What have been your best, worst, and toughest decisions? Hiring the right people for the team is the most important decision we make. Finding exceptional people who share our values and are passionate about our profession is paramount in achieving success.

How did you get your start in private practice? In 1984, I opened an outpatient practice in Park City, Utah. I practiced out of an old house with the waiting room in the front room and hydrotherapy in the kitchen. It was a lot of fun.

How do you stay ahead of the competition? I strongly believe in an abundance mentality. Over the years, I have gone to great lengths to work with and collaborate with our competition. From forming therapy networks to establishing study groups, I have never regretted building rapport. I was taught many years ago by my first physical therapist employer that having an exceptional therapist open up an office down the street is actually a positive, not a negative. High quality, ethical competition is good for everyone.


What are the benefits of PPS membership to your practice? I have been going to PPS conferences for as long as I have been practicing. I owe much of my understanding of the business side of physical therapy to my peers in the PPS. I always come away from PPS fall conference with many new pearls of wisdom. I also have gained countless friends and resources within the membership of PPS.

What is your life motto? Make work fun, and it is no longer work. One of our core values is “have fun.” I believe I am the champion of this core value.

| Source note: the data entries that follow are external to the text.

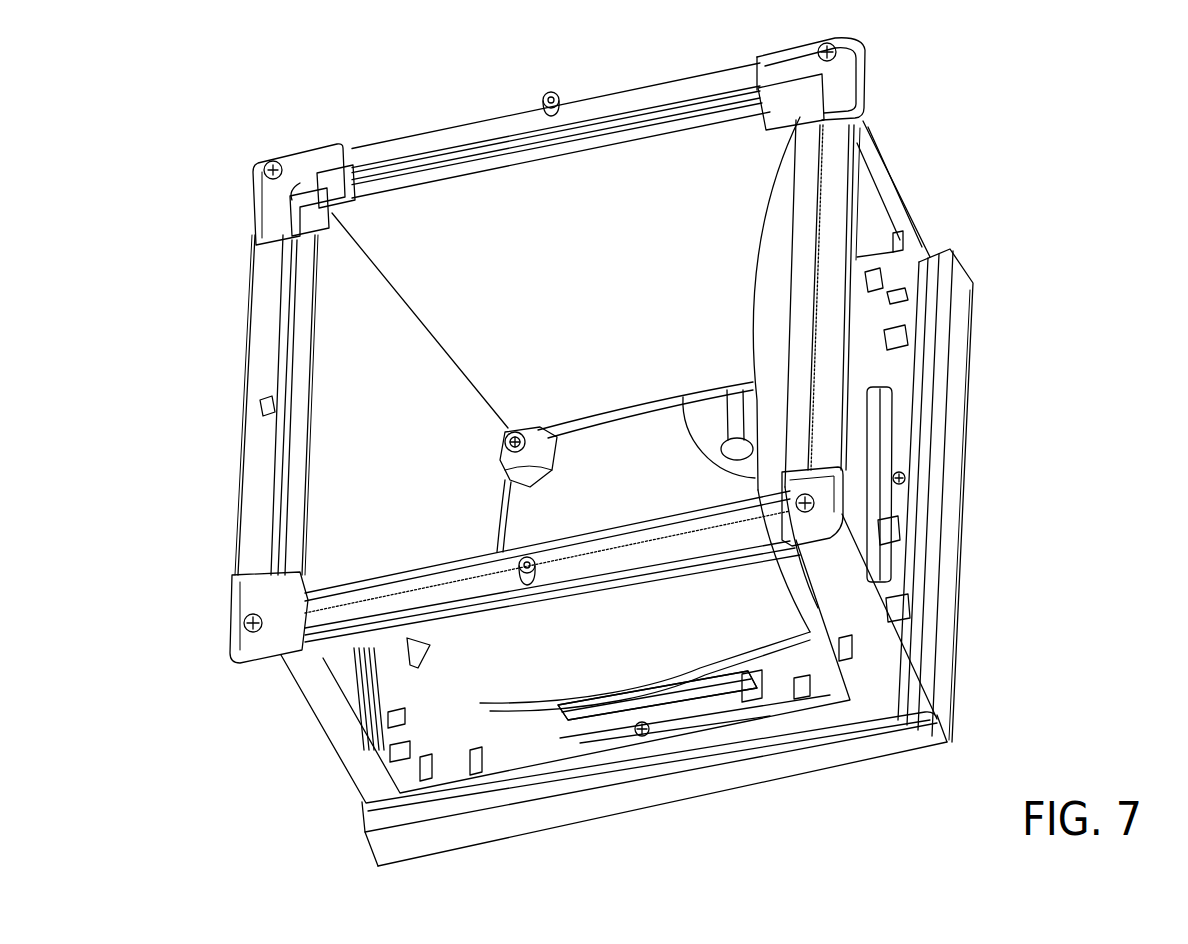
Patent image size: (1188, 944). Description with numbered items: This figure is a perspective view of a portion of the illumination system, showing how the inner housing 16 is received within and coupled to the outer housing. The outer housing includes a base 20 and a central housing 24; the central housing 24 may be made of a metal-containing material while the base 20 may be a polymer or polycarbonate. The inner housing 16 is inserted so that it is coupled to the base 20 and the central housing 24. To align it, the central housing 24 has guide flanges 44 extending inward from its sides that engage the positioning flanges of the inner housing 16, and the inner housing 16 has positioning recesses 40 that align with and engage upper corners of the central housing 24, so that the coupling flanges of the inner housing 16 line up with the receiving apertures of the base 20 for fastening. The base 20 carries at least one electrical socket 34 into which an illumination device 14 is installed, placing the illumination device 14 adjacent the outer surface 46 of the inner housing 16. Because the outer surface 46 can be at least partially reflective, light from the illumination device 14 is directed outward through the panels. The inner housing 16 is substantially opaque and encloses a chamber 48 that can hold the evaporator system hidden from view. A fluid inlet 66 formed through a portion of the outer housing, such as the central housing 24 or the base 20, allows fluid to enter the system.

The illumination device 14 is at (720, 697).
The inner housing 16 is at (608, 205).
The base 20 is at (873, 313).
The central housing 24 is at (945, 735).
The electrical socket 34 is at (720, 697).
The positioning recess 40 is at (330, 192).
The guide flange 44 is at (298, 598).
The outer surface 46 is at (470, 645).
The chamber 48 is at (341, 293).
The fluid inlet 66 is at (662, 488).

What worries you about the future of private practice/what you are optimistic about? I am concerned that payors may lose perspective of the value and worth of physical therapy. Unscrupulous business practices and referral for profit scenarios tarnish our reputation. I am optimistic for the growing need for physical therapy care for an aging population. We are the cost-effective alternative to promote independence and function within this population.

What new opportunities do you plan to pursue in the next year? We are building expertise in several niche areas. We believe that diversifying from third-party paid services is an important element of our future success. We also are on a quest for standardizing our outcome and electronic medical record data collection to better prepare for case rate reimbursement and affordable care organization collaboration opportunities.